I'm unsure how reproduce this result...

I don't know if I should try to derive with respect to the whole vector xu or against one entry k (xuk) in the vector and then try to map this to a function for the whole vector?

Any pointers are very much appreciated.

2. Feb 12, 2012

nobben

I think I solved it. Including solution below if anyone is interested!

First we define a variable S_u below which is the cost function from Equation \eqref{eq:implicit-cost-function} but where we have fixed u so that we are calculating the predicted errors for one specific user.

\label{eq:cost-u}
S_u = \sum_{i} c_{ui} (p_{ui} - x^T_u y_i)^2 + \lambda \left( || x_u ||^2 + \sum_i || y_i||^2 \right)
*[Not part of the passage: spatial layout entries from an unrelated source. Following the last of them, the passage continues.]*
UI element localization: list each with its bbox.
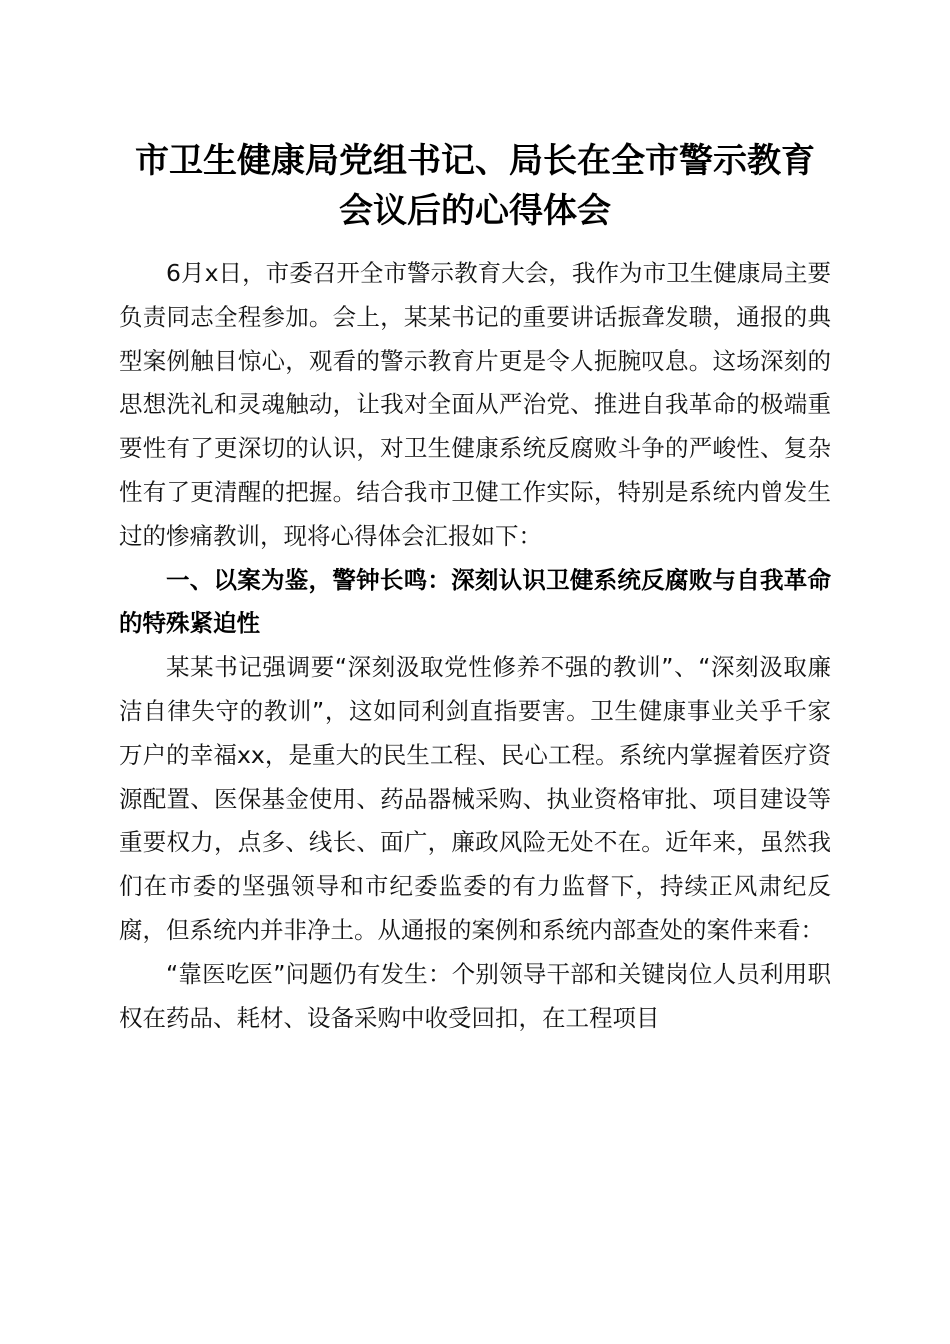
document-body [119, 252, 831, 1040]
document-title [100, 136, 850, 236]
intro-paragraph: 6月x日，市委召开全市警示教育大会，我作为市卫生健康局主要负责同志全程参加。会上，某某书记的重要讲话振聋发聩，通报的典型案例触目惊心，观看的警示教育片更是令人扼腕叹息。这场深刻的思想洗礼和灵魂触动，让我对全面从严治党、推进自我革命的极端重要性有了更深切的认识，对卫生健康系统反腐败斗争的严峻性、复杂性有了更清醒的把握。结合我市卫健工作实际，特别是系统内曾发生过的惨痛教训，现将心得体会汇报如下： [119, 259, 831, 550]
title-line-1: 市卫生健康局党组书记、局长在全市警示教育 [135, 141, 815, 181]
body-paragraph: 某某书记强调要“深刻汲取党性修养不强的教训”、“深刻汲取廉洁自律失守的教训”，这如同利剑直指要害。卫生健康事业关乎千家万户的幸福xx，是重大的民生工程、民心工程。系统内掌握着医疗资源配置、医保基金使用、药品器械采购、执业资格审批、项目建设等重要权力，点多、线长、面广，廉政风险无处不在。近年来，虽然我们在市委的坚强领导和市纪委监委的有力监督下，持续正风肃纪反腐，但系统内并非净土。从通报的案例和系统内部查处的案件来看： [119, 653, 831, 944]
section-heading-1: 一、以案为鉴，警钟长鸣：深刻认识卫健系统反腐败与自我革命的特殊紧迫性 [119, 565, 831, 638]
body-paragraph: “靠医吃医”问题仍有发生：个别领导干部和关键岗位人员利用职权在药品、耗材、设备采购中收受回扣，在工程项目 [119, 959, 831, 1032]
title-line-2: 会议后的心得体会 [339, 191, 611, 231]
We now find the derivative of S_u with respect to x_u.
To help clarify the process we introduce a variable \epsilon_{i} below which is the prediction-error of item i with respect to user u.

\label{eq:pred-error}
\epsilon_{i} = p_{i} - \sum_{j=1}^{n} x_{uj} y_{ij}

We also calculate the derivative of \epsilon_{i} with respect to the j entries in the user factor x_uj.

\label{eq:error-deriv}
\frac{d \epsilon_{i}}{d x_{uj}} = - y_{ij}

We now rewrite using the \epsilon_i variable.
There are m users, n items and f is the length of the factor vectors.

S_u = \sum_{i=1}^{n} \left( c_i \epsilon_i^2 + \lambda \sum_{k=1}^f y_{ik} \right) + \lambda \sum_{p=1}^f x_{up}^2

Then we find the derivative.

\forall[1 \leq j \leq f] : \frac{d S_u}{x_{uj}} = 2 \sum_{i=1}^n \left( c_i \epsilon_i \frac{d \epsilon_i}{d x_{uj}} \right) + 2 \lambda x_{uj}

Replace \epsilon_i and $$\frac{d \epsilon_i}{d x_{uj}}$$.
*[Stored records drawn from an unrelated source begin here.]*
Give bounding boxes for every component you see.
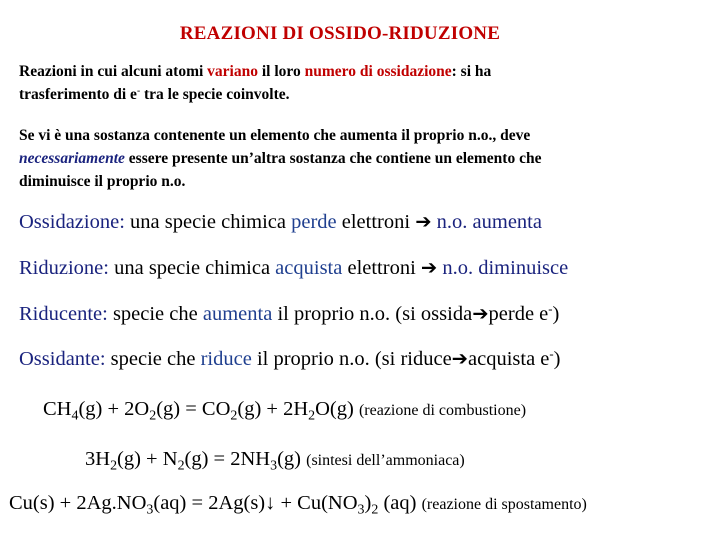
subscript: 2 (177, 458, 185, 474)
text: ) (553, 348, 561, 370)
right-arrow-icon: ➔ (472, 304, 489, 325)
term: Ossidazione: (19, 211, 125, 233)
definition-riducente (19, 302, 559, 326)
rx-text: ) (364, 492, 372, 514)
rx-note: (reazione di spostamento) (421, 496, 587, 513)
text: elettroni (342, 257, 421, 279)
page-title: REAZIONI DI OSSIDO-RIDUZIONE (179, 23, 501, 44)
subscript: 2 (149, 408, 157, 424)
keyword: aumenta (202, 303, 273, 325)
rx-text: Cu(s) + 2Ag.NO (9, 492, 147, 514)
rx-text: CH (43, 398, 72, 420)
reaction-spostamento (9, 492, 587, 518)
subscript: 3 (146, 502, 154, 518)
intro-paragraph (19, 60, 491, 106)
right-arrow-icon: ➔ (415, 212, 432, 233)
highlight-variano: variano (207, 63, 258, 80)
text: essere presente un’altra sostanza che contiene un elemento che (124, 150, 542, 167)
rx-text: (g) + 2H (237, 398, 309, 420)
text: perde e (488, 303, 549, 325)
right-arrow-icon: ➔ (451, 349, 468, 370)
rx-text: (g) = 2NH (184, 448, 271, 470)
second-paragraph (19, 124, 541, 193)
reaction-sintesi-ammoniaca (85, 448, 465, 474)
rx-text: (aq) (378, 492, 422, 514)
keyword: perde (291, 211, 337, 233)
text: una specie chimica (124, 211, 292, 233)
text: tra le specie coinvolte. (140, 86, 290, 103)
result: n.o. diminuisce (442, 257, 569, 279)
result: n.o. aumenta (436, 211, 542, 233)
subscript: 3 (270, 458, 278, 474)
reaction-combustione (43, 398, 527, 424)
subscript: 3 (357, 502, 365, 518)
text: elettroni (336, 211, 416, 233)
text: specie che (107, 303, 203, 325)
subscript: 2 (371, 502, 379, 518)
right-arrow-icon: ➔ (420, 258, 438, 279)
text: il proprio n.o. (si riduce (251, 348, 452, 370)
subscript: 4 (71, 408, 79, 424)
text: il proprio n.o. (si ossida (272, 303, 473, 325)
highlight-numero-ossidazione: numero di ossidazione (304, 63, 452, 80)
highlight-necessariamente: necessariamente (19, 150, 125, 167)
text: : si ha (451, 63, 492, 80)
rx-text: O(g) (315, 398, 359, 420)
text: Reazioni in cui alcuni atomi (19, 63, 208, 80)
text: una specie chimica (108, 257, 276, 279)
rx-text: (g) + 2O (78, 398, 150, 420)
rx-note: (reazione di combustione) (358, 402, 527, 419)
superscript: - (136, 85, 141, 97)
text: il loro (257, 63, 305, 80)
text: Se vi è una sostanza contenente un elemento che aumenta il proprio n.o., deve (19, 127, 531, 144)
term: Ossidante: (19, 348, 106, 370)
rx-text: (g) = CO (156, 398, 231, 420)
rx-text: (g) (277, 448, 307, 470)
subscript: 2 (230, 408, 238, 424)
rx-text: (g) + N (117, 448, 178, 470)
text: specie che (105, 348, 201, 370)
keyword: riduce (200, 348, 252, 370)
superscript: - (549, 347, 554, 362)
rx-note: (sintesi dell’ammoniaca) (306, 452, 465, 469)
text: trasferimento di e (19, 86, 137, 103)
subscript: 2 (110, 458, 118, 474)
keyword: acquista (275, 257, 343, 279)
term: Riduzione: (19, 257, 109, 279)
superscript: - (548, 302, 553, 317)
text: diminuisce il proprio n.o. (19, 173, 186, 190)
rx-text: 3H (85, 448, 111, 470)
definition-ossidazione (19, 210, 542, 234)
term: Riducente: (19, 303, 108, 325)
text: ) (552, 303, 560, 325)
down-arrow-icon: ↓ (265, 492, 276, 514)
definition-ossidante (19, 347, 560, 371)
definition-riduzione (19, 256, 568, 280)
text: acquista e (468, 348, 550, 370)
subscript: 2 (308, 408, 316, 424)
rx-text: (aq) = 2Ag(s) (153, 492, 266, 514)
rx-text: + Cu(NO (275, 492, 358, 514)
\forall[1 \leq j \leq f] : \frac{d S_u}{x_{uj}} = 2 \sum_{i=1}^n \left( c_i \left( p_{i} - \sum_{k=1}^{n} x_{uk} y_{ik} \right) \left( - y_{ij} \right) \right) + 2 \lambda x_{uj}

Set the derivative to 0.

\forall[1 \leq j \leq f] : 0 = 2 \sum_{i=1}^n \left( c_i \left( p_{i} - \sum_{k=1}^{n} x_{uk} y_{ik} \right) \left( - y_{ij} \right) \right) + 2 \lambda x_{uj}

Rearrange.

\forall[1 \leq j \leq f] : \sum_{i=1}^n \sum_{k=1}^{n} y_{ij} c_i y_{ik} x_{uk} + 2 \lambda x_{uj} = \sum_{i=1}^n c_i p_{i} y_{ij}

Rewrite using matrix notation.
\begin{eqnarray}
x_u (Y^TC^uY + \lambda I) & = & Y^T C^u p(u) \\
\label{eq:xu-diff}
x_u & = & (Y^TC^uY + \lambda I)^{-1}Y^T C^u p(u)
\end{eqnarray}
Y is the $n \times f$ matrix containing the user factors.
$C^u$ is the diagonal matrix containing the confidence values where $C^u_{ii} = c_{ui}$.
The vector $p(u)$ contains all the preference values $p_{ui}$ by user $u$.